Empezó a pasar por mi mente todo el contacto que tuve con mi familia en días anteriores. Fueron tiempos de insomnio y angustia, pensando que tal vez por mi culpa podría haber enfermado a alguien. La mente es muy poderosa y diría que algo pesimista, y uno se llega a imaginar las peores cosas.

Llamaba a mis abuelos y mis papás a diario a preguntarles cómo estaban. Les decía que estaba quedándome donde mi novia porque ella estaba en "vacaciones" para no preocuparlos, pues ella me decía que es peor tener el pensamiento de angustia por tener una enfermedad mortal. En ese entonces, sin estar seguros de ser portadores del virus, sabíamos que nosotros dos estábamos contagiados, pero no teníamos la certeza de que nuestros demás familiares lo estuvieran, además de que estaban totalmente asintomáticos. Afortunadamente, los síntomas de nosotros fueron leves y duraron unos pocos días.
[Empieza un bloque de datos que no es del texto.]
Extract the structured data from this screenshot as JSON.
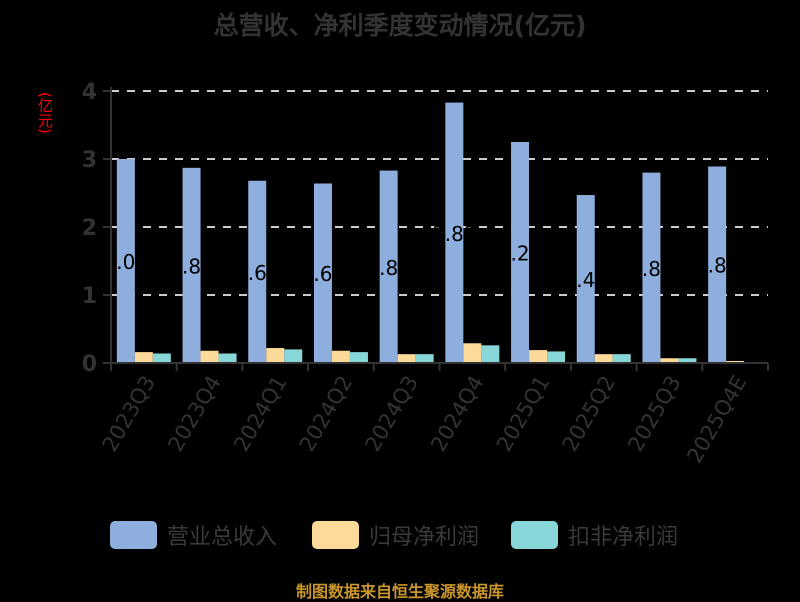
{
  "title": "总营收、净利季度变动情况(亿元)",
  "y_unit_label": "(亿元)",
  "footer": "制图数据来自恒生聚源数据库",
  "colors": {
    "background": "#000000",
    "revenue": "#8eaedd",
    "net_profit": "#fdd99a",
    "deducted_profit": "#87d6d8",
    "grid": "#cccccc",
    "axis": "#333333",
    "footer": "#c9962a",
    "unit": "#ff0000"
  },
  "legend": [
    {
      "label": "营业总收入",
      "color": "#8eaedd"
    },
    {
      "label": "归母净利润",
      "color": "#fdd99a"
    },
    {
      "label": "扣非净利润",
      "color": "#87d6d8"
    }
  ],
  "chart_data": {
    "type": "bar",
    "title": "总营收、净利季度变动情况(亿元)",
    "xlabel": "",
    "ylabel": "(亿元)",
    "ylim": [
      0,
      4
    ],
    "yticks": [
      0,
      1,
      2,
      3,
      4
    ],
    "grid": true,
    "legend_position": "bottom",
    "categories": [
      "2023Q3",
      "2023Q4",
      "2024Q1",
      "2024Q2",
      "2024Q3",
      "2024Q4",
      "2025Q1",
      "2025Q2",
      "2025Q3",
      "2025Q4E"
    ],
    "series": [
      {
        "name": "营业总收入",
        "values": [
          3.0,
          2.87,
          2.68,
          2.64,
          2.83,
          3.83,
          3.25,
          2.47,
          2.8,
          2.89
        ],
        "labels": [
          "3.00",
          "2.87",
          "2.68",
          "2.64",
          "2.83",
          "3.83",
          "3.25",
          "2.47",
          "2.80",
          "2.89"
        ]
      },
      {
        "name": "归母净利润",
        "values": [
          0.16,
          0.18,
          0.22,
          0.18,
          0.13,
          0.29,
          0.19,
          0.13,
          0.07,
          0.03
        ]
      },
      {
        "name": "扣非净利润",
        "values": [
          0.14,
          0.14,
          0.2,
          0.16,
          0.13,
          0.26,
          0.17,
          0.13,
          0.07,
          0.01
        ]
      }
    ]
  }
}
Al correr de los días, la clínica le ordenó un examen de anticuerpos a mi novia para verificar si había combatido el virus, este salió positivo, lo que nos tranquilizó un poco. Ella volvió a su trabajo y yo esperé casi un mes para volver a mi casa, pero estaba tan asustado de transmitirlo que sentía mucha ansiedad y era muy distante.

Cuando había pasado un mes de haber tenido el virus, decidí integrarme a mi familia de nuevo, pues nunca presentaron síntomas, sin descartar que hubieran estado infectados. No pude contarles nada... no quería que supieran que tal vez el virus del que vivían prevenidos convivió con nosotros.

Afortunadamente, mis abuelos y mis padres no presentaron síntomas, lo que me tranquilizó, pero la culpa y la incertidumbre que sentí dejó una huella y una enseñanza: nunca subestimar un virus mortal.